Un accueil controversé pour cette femme fatale

Mais fallait-il s’attendre à un accueil aussi controversé ? Certains médias comme Le Figaro y voient en effet déjà un triomphe de “l’anti-wokisme”. Une revanche assumée contre des campagnes plus inclusives qui dominaient encore récemment avec des mannequins body positive, une diversité corporelle affirmée, loin des standards ultra normés de beauté. Ce retour en force du glamour conventionnel – blond platine, seins apparents, corps affuté – divise toutefois. Notamment dans les sphères féministes comme le dénoncent plusieurs internautes sur X : « On revient à la femme-objet d’Hollywood ».

Le fantasme d’une nouvelle muse trumpienne ?

Cette actrice n’est pourtant pas étrangère à ces codes. Elle les manipule en effet même avec une certaine habileté depuis des années. On se souvient de ses campagnes de lingerie, de son apparition nue dans une baignoire pour promouvoir un savon pour “vilains garçons”, ou de ses blagues récurrentes sur ses “seins trop gros” lors de ses passages au Saturday Night Live.

Même ses selfies sur Instagram, aux sous-entendus politiques parfois ambigus, ont nourri des spéculations sur ses opinions personnelles, certains l’imaginant proche de la droite conservatrice américaine. Le fantasme d’une nouvelle muse trumpienne ?

Une toute autre arène

Mais derrière cette esthétique sexualisée assumée, difficile d’ignorer la distance ironique de la star. « Je suis féministe en acceptant le corps que j’ai » déclarait-elle en effet dans une interview récente : « C’est mon geste sexy et fort.

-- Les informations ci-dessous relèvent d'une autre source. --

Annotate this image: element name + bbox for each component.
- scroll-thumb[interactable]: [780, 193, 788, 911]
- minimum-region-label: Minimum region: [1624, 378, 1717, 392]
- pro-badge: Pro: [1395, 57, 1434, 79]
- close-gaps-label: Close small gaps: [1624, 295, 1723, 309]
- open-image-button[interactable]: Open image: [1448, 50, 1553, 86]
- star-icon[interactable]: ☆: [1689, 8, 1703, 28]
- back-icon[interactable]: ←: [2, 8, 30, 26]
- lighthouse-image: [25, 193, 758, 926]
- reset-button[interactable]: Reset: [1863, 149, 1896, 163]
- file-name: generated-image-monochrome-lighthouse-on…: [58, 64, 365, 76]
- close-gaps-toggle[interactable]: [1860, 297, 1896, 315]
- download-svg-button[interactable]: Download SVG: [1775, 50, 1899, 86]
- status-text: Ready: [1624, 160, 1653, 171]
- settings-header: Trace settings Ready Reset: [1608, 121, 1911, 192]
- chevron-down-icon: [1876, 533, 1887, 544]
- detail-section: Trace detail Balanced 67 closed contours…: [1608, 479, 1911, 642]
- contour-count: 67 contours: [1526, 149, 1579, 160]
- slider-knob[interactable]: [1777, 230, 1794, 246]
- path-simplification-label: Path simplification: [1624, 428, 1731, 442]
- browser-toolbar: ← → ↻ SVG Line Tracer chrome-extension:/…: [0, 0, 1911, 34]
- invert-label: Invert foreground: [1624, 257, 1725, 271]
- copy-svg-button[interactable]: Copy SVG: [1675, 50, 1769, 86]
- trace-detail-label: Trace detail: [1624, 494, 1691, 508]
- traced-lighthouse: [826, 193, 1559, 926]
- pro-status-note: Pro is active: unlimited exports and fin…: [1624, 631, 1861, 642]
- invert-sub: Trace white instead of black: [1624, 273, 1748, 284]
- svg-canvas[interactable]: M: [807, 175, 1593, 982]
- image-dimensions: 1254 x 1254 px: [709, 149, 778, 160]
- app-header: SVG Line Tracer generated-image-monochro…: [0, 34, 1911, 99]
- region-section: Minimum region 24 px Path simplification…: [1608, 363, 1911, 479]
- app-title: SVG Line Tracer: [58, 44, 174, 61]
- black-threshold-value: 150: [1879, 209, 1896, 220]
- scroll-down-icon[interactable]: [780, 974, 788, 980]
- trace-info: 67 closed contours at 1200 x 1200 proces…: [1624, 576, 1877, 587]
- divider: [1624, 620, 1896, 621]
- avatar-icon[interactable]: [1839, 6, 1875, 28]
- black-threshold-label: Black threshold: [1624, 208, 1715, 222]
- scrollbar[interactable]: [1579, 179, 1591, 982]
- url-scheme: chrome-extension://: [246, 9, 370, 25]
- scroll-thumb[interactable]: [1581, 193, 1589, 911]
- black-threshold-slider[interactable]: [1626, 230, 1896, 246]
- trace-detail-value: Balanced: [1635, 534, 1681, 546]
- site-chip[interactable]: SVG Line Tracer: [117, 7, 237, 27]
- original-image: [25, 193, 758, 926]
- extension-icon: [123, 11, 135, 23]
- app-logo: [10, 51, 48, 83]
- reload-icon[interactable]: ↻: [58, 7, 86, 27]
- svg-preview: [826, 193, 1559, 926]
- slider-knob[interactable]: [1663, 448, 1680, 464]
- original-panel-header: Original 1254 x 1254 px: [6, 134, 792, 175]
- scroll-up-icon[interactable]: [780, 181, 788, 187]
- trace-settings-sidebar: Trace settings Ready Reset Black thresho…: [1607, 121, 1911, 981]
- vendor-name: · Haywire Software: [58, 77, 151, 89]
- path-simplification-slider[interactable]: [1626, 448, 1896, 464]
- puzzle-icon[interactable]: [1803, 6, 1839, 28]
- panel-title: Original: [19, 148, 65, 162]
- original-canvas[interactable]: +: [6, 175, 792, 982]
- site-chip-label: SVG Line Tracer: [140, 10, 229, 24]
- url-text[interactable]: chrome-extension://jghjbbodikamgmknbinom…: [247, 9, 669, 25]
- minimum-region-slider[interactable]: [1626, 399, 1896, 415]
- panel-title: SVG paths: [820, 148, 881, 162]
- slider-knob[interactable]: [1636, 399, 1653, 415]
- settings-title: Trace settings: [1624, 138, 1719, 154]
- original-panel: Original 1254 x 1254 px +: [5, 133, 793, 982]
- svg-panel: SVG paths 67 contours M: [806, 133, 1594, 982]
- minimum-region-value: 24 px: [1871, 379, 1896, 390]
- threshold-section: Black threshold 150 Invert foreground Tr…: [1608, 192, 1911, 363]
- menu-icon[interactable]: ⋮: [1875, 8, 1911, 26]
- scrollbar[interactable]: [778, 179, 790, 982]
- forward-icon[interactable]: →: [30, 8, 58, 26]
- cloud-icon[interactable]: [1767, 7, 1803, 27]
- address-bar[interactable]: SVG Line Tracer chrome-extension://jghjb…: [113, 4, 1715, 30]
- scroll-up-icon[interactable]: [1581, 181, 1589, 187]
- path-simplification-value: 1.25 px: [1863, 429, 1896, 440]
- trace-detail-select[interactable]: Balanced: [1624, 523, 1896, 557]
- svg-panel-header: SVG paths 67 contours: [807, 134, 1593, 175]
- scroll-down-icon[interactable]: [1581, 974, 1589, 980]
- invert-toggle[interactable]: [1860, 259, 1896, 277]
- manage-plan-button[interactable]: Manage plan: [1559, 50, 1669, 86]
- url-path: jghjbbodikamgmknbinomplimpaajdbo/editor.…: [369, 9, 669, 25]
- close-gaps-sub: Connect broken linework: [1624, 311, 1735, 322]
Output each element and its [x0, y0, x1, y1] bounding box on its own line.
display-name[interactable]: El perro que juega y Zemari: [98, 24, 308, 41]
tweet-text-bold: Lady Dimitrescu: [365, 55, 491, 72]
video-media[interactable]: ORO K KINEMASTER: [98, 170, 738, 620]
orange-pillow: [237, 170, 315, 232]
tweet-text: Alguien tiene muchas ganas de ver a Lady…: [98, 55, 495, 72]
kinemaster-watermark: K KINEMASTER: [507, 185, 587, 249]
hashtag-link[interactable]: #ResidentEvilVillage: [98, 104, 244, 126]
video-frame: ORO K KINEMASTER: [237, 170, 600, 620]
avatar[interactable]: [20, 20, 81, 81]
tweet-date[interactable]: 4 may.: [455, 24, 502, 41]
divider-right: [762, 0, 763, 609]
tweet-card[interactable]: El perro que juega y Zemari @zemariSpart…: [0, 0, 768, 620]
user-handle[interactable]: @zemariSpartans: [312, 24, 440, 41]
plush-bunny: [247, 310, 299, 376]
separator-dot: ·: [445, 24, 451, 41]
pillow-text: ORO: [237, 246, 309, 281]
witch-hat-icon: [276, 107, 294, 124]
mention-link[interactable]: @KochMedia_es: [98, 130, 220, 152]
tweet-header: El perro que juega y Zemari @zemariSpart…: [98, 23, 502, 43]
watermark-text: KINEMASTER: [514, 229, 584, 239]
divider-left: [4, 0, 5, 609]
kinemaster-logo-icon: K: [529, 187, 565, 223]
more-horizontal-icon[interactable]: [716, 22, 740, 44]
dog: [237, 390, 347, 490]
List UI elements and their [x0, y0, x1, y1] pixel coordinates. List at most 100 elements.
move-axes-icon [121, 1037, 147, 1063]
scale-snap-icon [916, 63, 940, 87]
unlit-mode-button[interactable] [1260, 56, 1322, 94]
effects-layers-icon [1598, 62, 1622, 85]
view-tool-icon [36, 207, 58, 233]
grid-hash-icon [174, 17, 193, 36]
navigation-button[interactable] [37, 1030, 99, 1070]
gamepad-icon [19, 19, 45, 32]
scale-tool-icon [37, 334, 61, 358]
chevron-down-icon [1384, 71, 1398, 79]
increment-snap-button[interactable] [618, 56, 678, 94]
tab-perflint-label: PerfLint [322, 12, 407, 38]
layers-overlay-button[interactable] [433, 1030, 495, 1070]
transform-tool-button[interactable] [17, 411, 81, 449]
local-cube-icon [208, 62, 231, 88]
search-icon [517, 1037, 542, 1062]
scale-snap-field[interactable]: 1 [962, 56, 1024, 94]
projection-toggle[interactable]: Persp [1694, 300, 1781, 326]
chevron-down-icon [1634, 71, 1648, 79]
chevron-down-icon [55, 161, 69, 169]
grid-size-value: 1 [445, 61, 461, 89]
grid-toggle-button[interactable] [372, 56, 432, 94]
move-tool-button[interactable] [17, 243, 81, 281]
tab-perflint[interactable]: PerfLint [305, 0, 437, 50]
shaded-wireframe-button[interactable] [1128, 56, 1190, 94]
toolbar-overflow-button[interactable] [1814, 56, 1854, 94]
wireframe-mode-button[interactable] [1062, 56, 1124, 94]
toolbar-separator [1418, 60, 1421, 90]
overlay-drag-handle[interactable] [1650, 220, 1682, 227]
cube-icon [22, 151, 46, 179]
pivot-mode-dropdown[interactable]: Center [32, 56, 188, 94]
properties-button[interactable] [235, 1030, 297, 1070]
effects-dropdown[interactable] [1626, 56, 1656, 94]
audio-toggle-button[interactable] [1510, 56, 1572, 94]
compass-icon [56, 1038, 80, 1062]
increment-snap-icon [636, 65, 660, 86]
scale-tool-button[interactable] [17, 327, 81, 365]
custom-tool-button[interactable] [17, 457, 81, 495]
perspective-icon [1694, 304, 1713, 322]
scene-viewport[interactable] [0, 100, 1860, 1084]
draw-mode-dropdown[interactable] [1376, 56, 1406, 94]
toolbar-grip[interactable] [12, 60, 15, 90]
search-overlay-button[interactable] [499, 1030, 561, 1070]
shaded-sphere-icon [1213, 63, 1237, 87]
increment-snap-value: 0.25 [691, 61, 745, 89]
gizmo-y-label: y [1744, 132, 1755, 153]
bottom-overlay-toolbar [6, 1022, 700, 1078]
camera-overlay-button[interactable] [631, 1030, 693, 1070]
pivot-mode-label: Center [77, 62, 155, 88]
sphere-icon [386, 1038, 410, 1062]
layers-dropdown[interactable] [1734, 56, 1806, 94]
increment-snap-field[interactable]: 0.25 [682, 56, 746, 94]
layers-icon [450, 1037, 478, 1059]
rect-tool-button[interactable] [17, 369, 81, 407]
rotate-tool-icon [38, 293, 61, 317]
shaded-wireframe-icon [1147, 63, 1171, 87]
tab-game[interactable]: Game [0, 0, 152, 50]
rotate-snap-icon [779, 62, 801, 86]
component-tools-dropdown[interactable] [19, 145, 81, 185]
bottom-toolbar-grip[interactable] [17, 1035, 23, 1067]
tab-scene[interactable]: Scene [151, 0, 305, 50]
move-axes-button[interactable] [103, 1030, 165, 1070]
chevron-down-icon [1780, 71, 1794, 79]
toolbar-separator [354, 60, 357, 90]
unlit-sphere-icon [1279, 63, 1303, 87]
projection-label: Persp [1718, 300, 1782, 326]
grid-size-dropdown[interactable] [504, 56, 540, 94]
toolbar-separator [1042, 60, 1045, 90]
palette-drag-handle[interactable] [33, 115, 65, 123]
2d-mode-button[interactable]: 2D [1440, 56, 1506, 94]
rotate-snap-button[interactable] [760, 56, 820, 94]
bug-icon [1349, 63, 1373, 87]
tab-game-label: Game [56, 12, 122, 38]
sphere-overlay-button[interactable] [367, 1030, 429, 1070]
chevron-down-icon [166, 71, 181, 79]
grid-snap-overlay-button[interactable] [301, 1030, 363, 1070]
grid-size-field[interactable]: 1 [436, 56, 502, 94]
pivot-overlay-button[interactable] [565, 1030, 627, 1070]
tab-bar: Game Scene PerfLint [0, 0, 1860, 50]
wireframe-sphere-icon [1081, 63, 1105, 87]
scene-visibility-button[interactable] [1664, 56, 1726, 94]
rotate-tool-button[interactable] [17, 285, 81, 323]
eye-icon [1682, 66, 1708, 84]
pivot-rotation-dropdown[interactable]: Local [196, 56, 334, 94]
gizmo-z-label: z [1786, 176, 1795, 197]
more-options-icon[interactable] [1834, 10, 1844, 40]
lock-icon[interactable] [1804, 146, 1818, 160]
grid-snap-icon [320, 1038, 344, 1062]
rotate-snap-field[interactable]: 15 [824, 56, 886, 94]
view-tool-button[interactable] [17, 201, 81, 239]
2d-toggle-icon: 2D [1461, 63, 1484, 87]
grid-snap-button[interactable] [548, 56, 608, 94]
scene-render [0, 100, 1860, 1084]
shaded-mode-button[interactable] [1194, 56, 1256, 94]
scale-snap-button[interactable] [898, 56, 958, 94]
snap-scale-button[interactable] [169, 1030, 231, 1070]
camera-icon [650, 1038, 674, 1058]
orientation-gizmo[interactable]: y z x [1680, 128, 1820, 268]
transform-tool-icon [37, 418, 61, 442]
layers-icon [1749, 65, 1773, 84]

Je les aime, mes seins » Une forme de réappropriation du regard masculin ? Peut-être. Une récupération involontaire par des discours anti-woke ? Très certainement. Car ce que l’on constate surtout, c’est que Sydney Sweeney, 27 ans, semble manier l’ambiguïté avec autant de naturel que de stratégie. Tout en préparant, loin du vacarme médiatique, un rôle de boxeuse professionnelle qui pourrait bien la propulser dans une toute autre arène : celle des Oscars.